1. torch installed in conda virtual environment
The normal commands work fine, but using the cuda command.is_available()
then False is output.
2. After a review of the information
The root cause of the problem isMismatch between CUDA environment and Torch versionThe most straightforward solution, therefore, is to use the officially recommended version for adaptation.
3. Ideas for solutions
To check the version of cuda installed on this machine, there are three commands to look through
cat /usr/local/cuda/ nvidia-smi nvcc -V
Sometimes it's unfortunate to output three different versions, here in a virtual environment it must be output asnvcc -V
The version looked up is the main one used as CUDA version information. For example, my version is 10.1
Check the official website for the corresponding installation commands, and then replace the existing version as follows
/
Find your CUDA version 10.1.
Installation in a virtual environment
Done, start testing
4. Other solution ideas
Some people may just cudatoolkit version can not be right, if you are lucky, only for cudatoolkit version matching can be completed, and the installation speed is also very fast installation commands, remember to add the Tsinghua source, otherwise turtle speed.

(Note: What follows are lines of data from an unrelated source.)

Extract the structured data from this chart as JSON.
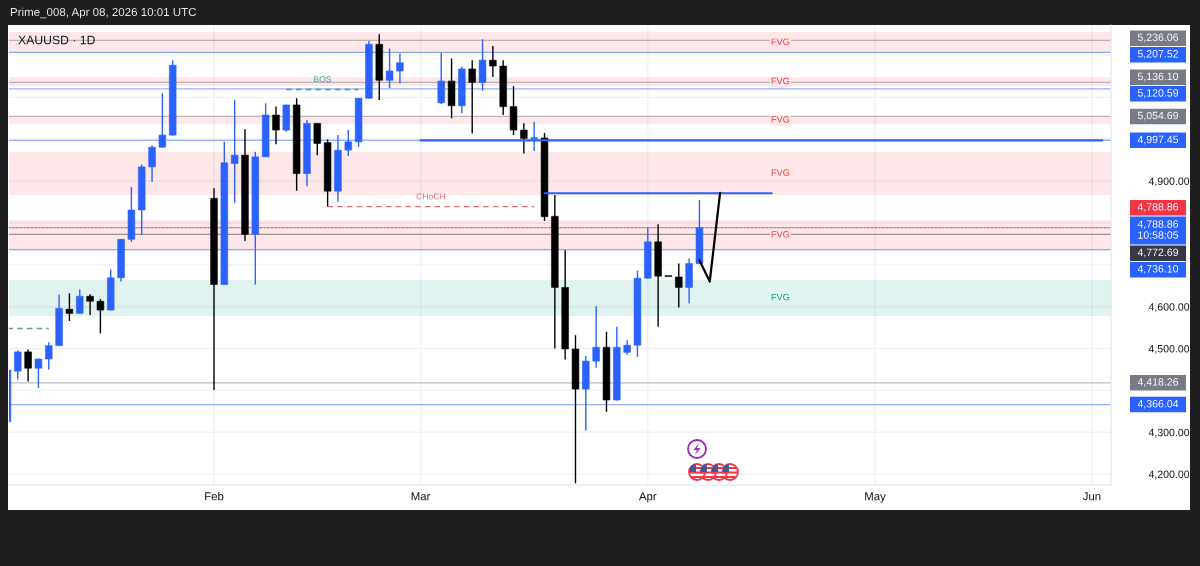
{
  "chart_data": {
    "type": "candlestick",
    "title": "XAUUSD · 1D",
    "subtitle": "Prime_008, Apr 08, 2026 10:01 UTC",
    "categories": [
      null,
      null,
      null,
      null,
      null,
      null,
      null,
      null,
      null,
      null,
      null,
      null,
      null,
      null,
      null,
      null,
      null,
      null,
      null,
      null,
      "Feb",
      null,
      null,
      null,
      null,
      null,
      null,
      null,
      null,
      null,
      null,
      null,
      null,
      null,
      null,
      null,
      null,
      null,
      null,
      null,
      "Mar",
      null,
      null,
      null,
      null,
      null,
      null,
      null,
      null,
      null,
      null,
      null,
      null,
      null,
      null,
      null,
      null,
      null,
      null,
      null,
      null,
      null,
      "Apr",
      null,
      null,
      null,
      null,
      null,
      null,
      null,
      null,
      null,
      null,
      null,
      null,
      null,
      null,
      null,
      null,
      null,
      null,
      null,
      null,
      null,
      "May",
      null,
      null,
      null,
      null,
      null,
      null,
      null,
      null,
      null,
      null,
      null,
      null,
      null,
      null,
      null,
      null,
      null,
      null,
      null,
      null,
      "Jun",
      null
    ],
    "ohlc": [
      [
        4325,
        4449,
        4325,
        4449
      ],
      [
        4446,
        4496,
        4426,
        4492
      ],
      [
        4492,
        4498,
        4421,
        4453
      ],
      [
        4453,
        4476,
        4406,
        4475
      ],
      [
        4475,
        4515,
        4450,
        4507
      ],
      [
        4507,
        4629,
        4506,
        4596
      ],
      [
        4594,
        4632,
        4566,
        4584
      ],
      [
        4584,
        4641,
        4584,
        4625
      ],
      [
        4625,
        4630,
        4580,
        4613
      ],
      [
        4613,
        4618,
        4536,
        4592
      ],
      [
        4592,
        4689,
        4591,
        4669
      ],
      [
        4669,
        4762,
        4660,
        4761
      ],
      [
        4761,
        4886,
        4755,
        4831
      ],
      [
        4831,
        4940,
        4771,
        4934
      ],
      [
        4934,
        4986,
        4898,
        4981
      ],
      [
        4981,
        5110,
        4980,
        5010
      ],
      [
        5010,
        5189,
        5009,
        5177
      ],
      null,
      null,
      null,
      [
        4859,
        4883,
        4401,
        4653
      ],
      [
        4653,
        4994,
        4653,
        4944
      ],
      [
        4942,
        5094,
        4848,
        4962
      ],
      [
        4962,
        5024,
        4757,
        4773
      ],
      [
        4773,
        4970,
        4653,
        4958
      ],
      [
        4958,
        5086,
        4958,
        5058
      ],
      [
        5058,
        5078,
        4988,
        5022
      ],
      [
        5022,
        5083,
        5018,
        5082
      ],
      [
        5082,
        5098,
        4877,
        4918
      ],
      [
        4918,
        5046,
        4888,
        5038
      ],
      [
        5038,
        5038,
        4962,
        4990
      ],
      [
        4992,
        5000,
        4839,
        4876
      ],
      [
        4876,
        5010,
        4851,
        4974
      ],
      [
        4974,
        5022,
        4960,
        4994
      ],
      [
        4994,
        5098,
        4982,
        5098
      ],
      [
        5098,
        5235,
        5097,
        5227
      ],
      [
        5227,
        5251,
        5094,
        5141
      ],
      [
        5141,
        5217,
        5122,
        5163
      ],
      [
        5163,
        5205,
        5133,
        5183
      ],
      null,
      null,
      null,
      [
        5087,
        5207,
        5084,
        5139
      ],
      [
        5139,
        5193,
        5050,
        5080
      ],
      [
        5080,
        5173,
        5062,
        5168
      ],
      [
        5168,
        5189,
        5014,
        5136
      ],
      [
        5136,
        5239,
        5116,
        5189
      ],
      [
        5189,
        5223,
        5149,
        5175
      ],
      [
        5175,
        5189,
        5058,
        5078
      ],
      [
        5078,
        5127,
        5010,
        5022
      ],
      [
        5022,
        5038,
        4966,
        5002
      ],
      [
        5001,
        5042,
        4972,
        5004
      ],
      [
        5003,
        5015,
        4805,
        4815
      ],
      [
        4816,
        4867,
        4500,
        4646
      ],
      [
        4646,
        4735,
        4474,
        4499
      ],
      [
        4499,
        4532,
        4178,
        4403
      ],
      [
        4403,
        4482,
        4304,
        4470
      ],
      [
        4470,
        4601,
        4454,
        4503
      ],
      [
        4503,
        4540,
        4349,
        4377
      ],
      [
        4377,
        4552,
        4376,
        4503
      ],
      [
        4491,
        4520,
        4485,
        4508
      ],
      [
        4508,
        4686,
        4480,
        4668
      ],
      [
        4668,
        4789,
        4667,
        4755
      ],
      [
        4755,
        4797,
        4552,
        4673
      ],
      [
        4674,
        4674,
        4672,
        4672
      ],
      [
        4671,
        4703,
        4598,
        4646
      ],
      [
        4646,
        4715,
        4608,
        4703
      ],
      [
        4703,
        4855,
        4703,
        4788.86
      ],
      null,
      null,
      null,
      null,
      null,
      null,
      null,
      null,
      null,
      null,
      null,
      null,
      null,
      null,
      null,
      null,
      null,
      null,
      null,
      null,
      null,
      null,
      null,
      null,
      null,
      null,
      null,
      null,
      null,
      null,
      null,
      null,
      null,
      null,
      null,
      null,
      null,
      null,
      null
    ],
    "colors": [
      "#2962ff",
      "#2962ff",
      "#000000",
      "#2962ff",
      "#2962ff",
      "#2962ff",
      "#000000",
      "#2962ff",
      "#000000",
      "#000000",
      "#2962ff",
      "#2962ff",
      "#2962ff",
      "#2962ff",
      "#2962ff",
      "#2962ff",
      "#2962ff",
      null,
      null,
      null,
      "#000000",
      "#2962ff",
      "#2962ff",
      "#000000",
      "#2962ff",
      "#2962ff",
      "#000000",
      "#2962ff",
      "#000000",
      "#2962ff",
      "#000000",
      "#000000",
      "#2962ff",
      "#2962ff",
      "#2962ff",
      "#2962ff",
      "#000000",
      "#2962ff",
      "#2962ff",
      null,
      null,
      null,
      "#2962ff",
      "#000000",
      "#2962ff",
      "#000000",
      "#2962ff",
      "#000000",
      "#000000",
      "#000000",
      "#000000",
      "#2962ff",
      "#000000",
      "#000000",
      "#000000",
      "#000000",
      "#2962ff",
      "#2962ff",
      "#000000",
      "#2962ff",
      "#2962ff",
      "#2962ff",
      "#2962ff",
      "#000000",
      "#000000",
      "#000000",
      "#2962ff",
      "#2962ff",
      null,
      null,
      null,
      null,
      null,
      null,
      null,
      null,
      null,
      null,
      null,
      null,
      null,
      null,
      null,
      null,
      null,
      null,
      null,
      null,
      null,
      null,
      null,
      null,
      null,
      null,
      null,
      null,
      null,
      null,
      null,
      null,
      null,
      null,
      null,
      null,
      null,
      null,
      null
    ],
    "series": [
      {
        "type": "line",
        "color": "#5b9c9c",
        "line_style": "dashed",
        "values": [
          4548,
          4548,
          4548,
          4548,
          4548,
          null,
          null,
          null,
          null,
          null,
          null,
          null,
          null,
          null,
          null,
          null,
          null,
          null,
          null,
          null,
          null,
          null,
          null,
          null,
          null,
          null,
          null,
          null,
          null,
          null,
          null,
          null,
          null,
          null,
          null,
          null,
          null,
          null,
          null,
          null,
          null,
          null,
          null,
          null,
          null,
          null,
          null,
          null,
          null,
          null,
          null,
          null,
          null,
          null,
          null,
          null,
          null,
          null,
          null,
          null,
          null,
          null,
          null,
          null,
          null,
          null,
          null,
          null,
          null,
          null,
          null,
          null,
          null,
          null,
          null,
          null,
          null,
          null,
          null,
          null,
          null,
          null,
          null,
          null,
          null,
          null,
          null,
          null,
          null,
          null,
          null,
          null,
          null,
          null,
          null,
          null,
          null,
          null,
          null,
          null,
          null,
          null,
          null,
          null,
          null,
          null,
          null
        ]
      },
      {
        "type": "line",
        "name": "BOS",
        "color": "#4a9c9c",
        "line_style": "dashed",
        "values": [
          null,
          null,
          null,
          null,
          null,
          null,
          null,
          null,
          null,
          null,
          null,
          null,
          null,
          null,
          null,
          null,
          null,
          null,
          null,
          null,
          null,
          null,
          null,
          null,
          null,
          null,
          null,
          5119,
          5119,
          5119,
          5119,
          5119,
          5119,
          5119,
          5119,
          null,
          null,
          null,
          null,
          null,
          null,
          null,
          null,
          null,
          null,
          null,
          null,
          null,
          null,
          null,
          null,
          null,
          null,
          null,
          null,
          null,
          null,
          null,
          null,
          null,
          null,
          null,
          null,
          null,
          null,
          null,
          null,
          null,
          null,
          null,
          null,
          null,
          null,
          null,
          null,
          null,
          null,
          null,
          null,
          null,
          null,
          null,
          null,
          null,
          null,
          null,
          null,
          null,
          null,
          null,
          null,
          null,
          null,
          null,
          null,
          null,
          null,
          null,
          null,
          null,
          null,
          null,
          null,
          null,
          null,
          null,
          null
        ]
      },
      {
        "type": "line",
        "name": "CHoCH",
        "color": "#e06c75",
        "line_style": "dashed",
        "values": [
          null,
          null,
          null,
          null,
          null,
          null,
          null,
          null,
          null,
          null,
          null,
          null,
          null,
          null,
          null,
          null,
          null,
          null,
          null,
          null,
          null,
          null,
          null,
          null,
          null,
          null,
          null,
          null,
          null,
          null,
          null,
          4839,
          4839,
          4839,
          4839,
          4839,
          4839,
          4839,
          4839,
          4839,
          4839,
          4839,
          4839,
          4839,
          4839,
          4839,
          4839,
          4839,
          4839,
          4839,
          4839,
          4839,
          null,
          null,
          null,
          null,
          null,
          null,
          null,
          null,
          null,
          null,
          null,
          null,
          null,
          null,
          null,
          null,
          null,
          null,
          null,
          null,
          null,
          null,
          null,
          null,
          null,
          null,
          null,
          null,
          null,
          null,
          null,
          null,
          null,
          null,
          null,
          null,
          null,
          null,
          null,
          null,
          null,
          null,
          null,
          null,
          null,
          null,
          null,
          null,
          null,
          null,
          null,
          null,
          null,
          null,
          null
        ]
      },
      {
        "type": "line",
        "color": "#2962ff",
        "line_style": "solid",
        "values": [
          null,
          null,
          null,
          null,
          null,
          null,
          null,
          null,
          null,
          null,
          null,
          null,
          null,
          null,
          null,
          null,
          null,
          null,
          null,
          null,
          null,
          null,
          null,
          null,
          null,
          null,
          null,
          null,
          null,
          null,
          null,
          null,
          null,
          null,
          null,
          null,
          null,
          null,
          null,
          null,
          4997.45,
          4997.45,
          4997.45,
          4997.45,
          4997.45,
          4997.45,
          4997.45,
          4997.45,
          4997.45,
          4997.45,
          4997.45,
          4997.45,
          4997.45,
          4997.45,
          4997.45,
          4997.45,
          4997.45,
          4997.45,
          4997.45,
          4997.45,
          4997.45,
          4997.45,
          4997.45,
          4997.45,
          4997.45,
          4997.45,
          4997.45,
          4997.45,
          4997.45,
          4997.45,
          4997.45,
          4997.45,
          4997.45,
          4997.45,
          4997.45,
          4997.45,
          4997.45,
          4997.45,
          4997.45,
          4997.45,
          4997.45,
          4997.45,
          4997.45,
          4997.45,
          4997.45,
          4997.45,
          4997.45,
          4997.45,
          4997.45,
          4997.45,
          4997.45,
          4997.45,
          4997.45,
          4997.45,
          4997.45,
          4997.45,
          4997.45,
          4997.45,
          4997.45,
          4997.45,
          4997.45,
          4997.45,
          4997.45,
          4997.45,
          4997.45,
          4997.45,
          4997.45
        ]
      },
      {
        "type": "line",
        "color": "#2962ff",
        "line_style": "solid",
        "values": [
          null,
          null,
          null,
          null,
          null,
          null,
          null,
          null,
          null,
          null,
          null,
          null,
          null,
          null,
          null,
          null,
          null,
          null,
          null,
          null,
          null,
          null,
          null,
          null,
          null,
          null,
          null,
          null,
          null,
          null,
          null,
          null,
          null,
          null,
          null,
          null,
          null,
          null,
          null,
          null,
          null,
          null,
          null,
          null,
          null,
          null,
          null,
          null,
          null,
          null,
          null,
          null,
          4871,
          4871,
          4871,
          4871,
          4871,
          4871,
          4871,
          4871,
          4871,
          4871,
          4871,
          4871,
          4871,
          4871,
          4871,
          4871,
          4871,
          4871,
          4871,
          4871,
          4871,
          4871,
          4871,
          null,
          null,
          null,
          null,
          null,
          null,
          null,
          null,
          null,
          null,
          null,
          null,
          null,
          null,
          null,
          null,
          null,
          null,
          null,
          null,
          null,
          null,
          null,
          null,
          null,
          null,
          null,
          null,
          null,
          null,
          null,
          null
        ]
      },
      {
        "type": "line",
        "color": "#000000",
        "line_style": "solid",
        "values": [
          null,
          null,
          null,
          null,
          null,
          null,
          null,
          null,
          null,
          null,
          null,
          null,
          null,
          null,
          null,
          null,
          null,
          null,
          null,
          null,
          null,
          null,
          null,
          null,
          null,
          null,
          null,
          null,
          null,
          null,
          null,
          null,
          null,
          null,
          null,
          null,
          null,
          null,
          null,
          null,
          null,
          null,
          null,
          null,
          null,
          null,
          null,
          null,
          null,
          null,
          null,
          null,
          null,
          null,
          null,
          null,
          null,
          null,
          null,
          null,
          null,
          null,
          null,
          null,
          null,
          null,
          null,
          4711,
          4660,
          4872,
          null,
          null,
          null,
          null,
          null,
          null,
          null,
          null,
          null,
          null,
          null,
          null,
          null,
          null,
          null,
          null,
          null,
          null,
          null,
          null,
          null,
          null,
          null,
          null,
          null,
          null,
          null,
          null,
          null,
          null,
          null,
          null,
          null,
          null,
          null,
          null,
          null
        ]
      }
    ],
    "bands": [
      {
        "axis": "y",
        "from": 5205,
        "to": 5257,
        "label": "FVG",
        "color": "#f23645"
      },
      {
        "axis": "y",
        "from": 5127,
        "to": 5148,
        "label": "FVG",
        "color": "#f23645"
      },
      {
        "axis": "y",
        "from": 5036,
        "to": 5055,
        "label": "FVG",
        "color": "#f23645"
      },
      {
        "axis": "y",
        "from": 4867,
        "to": 4970,
        "label": "FVG",
        "color": "#f23645"
      },
      {
        "axis": "y",
        "from": 4735,
        "to": 4807,
        "label": "FVG",
        "color": "#f23645"
      },
      {
        "axis": "y",
        "from": 4578,
        "to": 4664,
        "label": "FVG",
        "color": "#089981"
      }
    ],
    "ref_lines": [
      {
        "axis": "y",
        "value": 5236.06,
        "label": "5,236.06",
        "color": "#787b86"
      },
      {
        "axis": "y",
        "value": 5207.52,
        "label": "5,207.52",
        "color": "#2962ff"
      },
      {
        "axis": "y",
        "value": 5136.1,
        "label": "5,136.10",
        "color": "#787b86"
      },
      {
        "axis": "y",
        "value": 5120.59,
        "label": "5,120.59",
        "color": "#2962ff"
      },
      {
        "axis": "y",
        "value": 5054.69,
        "label": "5,054.69",
        "color": "#787b86"
      },
      {
        "axis": "y",
        "value": 4997.45,
        "label": "4,997.45",
        "color": "#2962ff"
      },
      {
        "axis": "y",
        "value": 4788.86,
        "label": "4,788.86",
        "color": "#f23645"
      },
      {
        "axis": "y",
        "value": 4788.86,
        "label": "4,788.86\n10:58:05",
        "color": "#2962ff",
        "line_style": "dotted"
      },
      {
        "axis": "y",
        "value": 4772.69,
        "label": "4,772.69",
        "color": "#363a45"
      },
      {
        "axis": "y",
        "value": 4736.1,
        "label": "4,736.10",
        "color": "#2962ff"
      },
      {
        "axis": "y",
        "value": 4418.26,
        "label": "4,418.26",
        "color": "#787b86"
      },
      {
        "axis": "y",
        "value": 4366.04,
        "label": "4,366.04",
        "color": "#2962ff"
      }
    ],
    "ylim": [
      4174,
      5273
    ],
    "yticks": [
      {
        "value": 4200,
        "label": "4,200.00"
      },
      {
        "value": 4300,
        "label": "4,300.00"
      },
      {
        "value": 4400,
        "label": null
      },
      {
        "value": 4500,
        "label": "4,500.00"
      },
      {
        "value": 4600,
        "label": "4,600.00"
      },
      {
        "value": 4700,
        "label": null
      },
      {
        "value": 4800,
        "label": null
      },
      {
        "value": 4900,
        "label": "4,900.00"
      },
      {
        "value": 5000,
        "label": null
      },
      {
        "value": 5100,
        "label": null
      },
      {
        "value": 5200,
        "label": null
      }
    ],
    "grid": true
  }
}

cudatoolkit=9.0 means you need the corresponding version.
conda install cudatoolkit=9.0 -c /anaconda/pkgs/free/linux-64/
5. Summary
Two solutions to the .is_available() result of false are provided
- The first method is a million dollar method is more recommended, but the installation speed is rather touching
- The second method is an accurate fix, but you need to check the corresponding version yourself
The above is a personal experience, I hope it can give you a reference, and I hope you can support me more.